There was a boat in Cienfuegos named Harvey Gamage. It had a crew of young people. Good young people. Happy and positive young people. Idealistic young people. And one of these young people brought up the argument for communism, and it was apparent he strongly believed it. He believed that Cubans were better off in this system. I disagreed, having spent more time and more money and more energy here – but it’s a debate I was willing to entertain. And so we talked.
His belief was that the country was in good shape. It had education for all, healthcare for all. And for a Caribe country with few natural resources – they were doing alright.
I asked him, why then, were Cubans not allowed to leave this paradise? Why then do they continue to flee this paradise, despite the seriousness of the consequences? Why then is there no one trying to immigrate to this paradise? If you didn’t know this already – Cuba is a giant prison camp. And though they are making strides to open it up (and have, already) – it continues to be a prison.

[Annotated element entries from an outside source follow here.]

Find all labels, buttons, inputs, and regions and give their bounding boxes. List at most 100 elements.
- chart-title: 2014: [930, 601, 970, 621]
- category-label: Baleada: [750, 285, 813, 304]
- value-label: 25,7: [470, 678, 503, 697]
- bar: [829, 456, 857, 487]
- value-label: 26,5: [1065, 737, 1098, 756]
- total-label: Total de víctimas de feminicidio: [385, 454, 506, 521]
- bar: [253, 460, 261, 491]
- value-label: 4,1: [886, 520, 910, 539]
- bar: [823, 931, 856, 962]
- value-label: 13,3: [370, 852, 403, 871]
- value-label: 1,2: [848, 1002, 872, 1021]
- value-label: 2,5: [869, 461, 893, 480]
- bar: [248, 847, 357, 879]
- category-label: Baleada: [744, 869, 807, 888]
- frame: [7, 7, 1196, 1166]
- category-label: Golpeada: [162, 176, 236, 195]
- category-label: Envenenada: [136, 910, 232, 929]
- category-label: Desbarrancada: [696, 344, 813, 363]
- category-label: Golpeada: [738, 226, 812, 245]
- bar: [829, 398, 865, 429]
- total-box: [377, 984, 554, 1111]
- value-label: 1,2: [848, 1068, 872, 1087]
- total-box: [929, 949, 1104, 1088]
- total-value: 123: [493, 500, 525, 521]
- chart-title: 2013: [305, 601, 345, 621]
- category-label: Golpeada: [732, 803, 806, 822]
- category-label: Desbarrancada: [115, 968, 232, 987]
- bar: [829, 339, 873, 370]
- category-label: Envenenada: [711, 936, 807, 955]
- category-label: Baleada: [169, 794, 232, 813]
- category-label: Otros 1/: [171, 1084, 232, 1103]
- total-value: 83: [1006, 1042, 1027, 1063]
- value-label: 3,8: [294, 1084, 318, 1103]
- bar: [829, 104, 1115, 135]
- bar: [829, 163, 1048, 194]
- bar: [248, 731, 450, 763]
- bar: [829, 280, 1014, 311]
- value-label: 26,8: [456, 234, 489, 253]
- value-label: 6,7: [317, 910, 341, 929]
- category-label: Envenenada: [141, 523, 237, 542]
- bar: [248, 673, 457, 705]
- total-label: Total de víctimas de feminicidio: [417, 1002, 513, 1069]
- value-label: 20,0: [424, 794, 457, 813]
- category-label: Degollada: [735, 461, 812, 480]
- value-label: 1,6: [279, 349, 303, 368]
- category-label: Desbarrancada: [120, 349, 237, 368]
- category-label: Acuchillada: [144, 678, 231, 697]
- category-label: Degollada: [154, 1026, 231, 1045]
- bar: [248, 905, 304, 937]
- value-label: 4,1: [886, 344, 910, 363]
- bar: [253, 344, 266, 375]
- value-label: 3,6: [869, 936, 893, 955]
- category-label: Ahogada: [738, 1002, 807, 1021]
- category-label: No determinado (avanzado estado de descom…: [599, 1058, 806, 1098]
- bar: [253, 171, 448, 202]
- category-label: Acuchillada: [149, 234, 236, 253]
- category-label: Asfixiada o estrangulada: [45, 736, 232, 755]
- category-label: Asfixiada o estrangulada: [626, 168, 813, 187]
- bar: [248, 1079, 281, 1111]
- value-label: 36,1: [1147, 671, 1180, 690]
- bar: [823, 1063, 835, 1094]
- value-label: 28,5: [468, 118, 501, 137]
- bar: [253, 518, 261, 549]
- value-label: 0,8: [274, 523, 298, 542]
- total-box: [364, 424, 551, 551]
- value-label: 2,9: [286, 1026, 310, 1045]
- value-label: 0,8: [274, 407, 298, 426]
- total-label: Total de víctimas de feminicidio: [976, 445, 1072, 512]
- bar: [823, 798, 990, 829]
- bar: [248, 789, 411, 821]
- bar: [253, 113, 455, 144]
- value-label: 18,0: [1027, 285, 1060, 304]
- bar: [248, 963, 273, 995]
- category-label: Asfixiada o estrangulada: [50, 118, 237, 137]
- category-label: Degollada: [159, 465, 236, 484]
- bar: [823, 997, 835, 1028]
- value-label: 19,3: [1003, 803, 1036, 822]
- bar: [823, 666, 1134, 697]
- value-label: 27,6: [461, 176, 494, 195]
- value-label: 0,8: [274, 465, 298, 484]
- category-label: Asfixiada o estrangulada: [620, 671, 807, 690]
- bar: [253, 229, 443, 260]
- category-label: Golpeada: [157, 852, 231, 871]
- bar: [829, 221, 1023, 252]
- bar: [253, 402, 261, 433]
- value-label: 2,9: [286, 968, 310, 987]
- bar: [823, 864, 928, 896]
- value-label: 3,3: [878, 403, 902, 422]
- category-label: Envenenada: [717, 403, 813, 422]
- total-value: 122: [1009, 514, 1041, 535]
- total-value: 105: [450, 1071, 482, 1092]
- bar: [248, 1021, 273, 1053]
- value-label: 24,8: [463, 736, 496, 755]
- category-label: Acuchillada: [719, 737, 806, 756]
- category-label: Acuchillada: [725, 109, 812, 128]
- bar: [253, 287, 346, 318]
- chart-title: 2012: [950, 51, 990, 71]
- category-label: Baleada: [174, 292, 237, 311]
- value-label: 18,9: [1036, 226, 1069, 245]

Even if the healthcare and education were good and free, if this ideal is carried out successfully – you are still a prisoner. That, to me, is hardly acceptable.
It is challenging. It’s full of contradictions. It can be expensive and time-consuming. Nothing is done correctly. Waiting in line is a pastime here. The food is atrocious. Personal connection is rare. Corruption is rampant.
But, I’m not here to change the world. Merely to observe.
So I spent a couple of weeks in Havana. I went to Buena Vista Social Club (twice). I stayed at more than a few different places. I drank in famous hotels. I followed in Hemmingway’s footsteps. I danced and drank and ate and talked and sweated and cursed. I visited the tobacco factory and the rum factory and several museums. I argued with taxi drivers and told people “no, gracias” more times that I can count. I spent way too much money. I saw the underbelly, which isn’t all that well-hidden. I ate local and dined out with politicos and lived in the ghetto and saw the lavish houses of those in government.
And to that end – despite the many, many frustrating things about Havana, Cuba – I do love Cuba (outside of Havana, Cuba). From my vantage point (NOMAD) where I smoke the fine cigars and drink the great rum and have access to some of the best fishing in the world – Cuba is a fine place.
That’s Cuba. It’s changing already.
And when that change is complete, it just won’t be Cuba.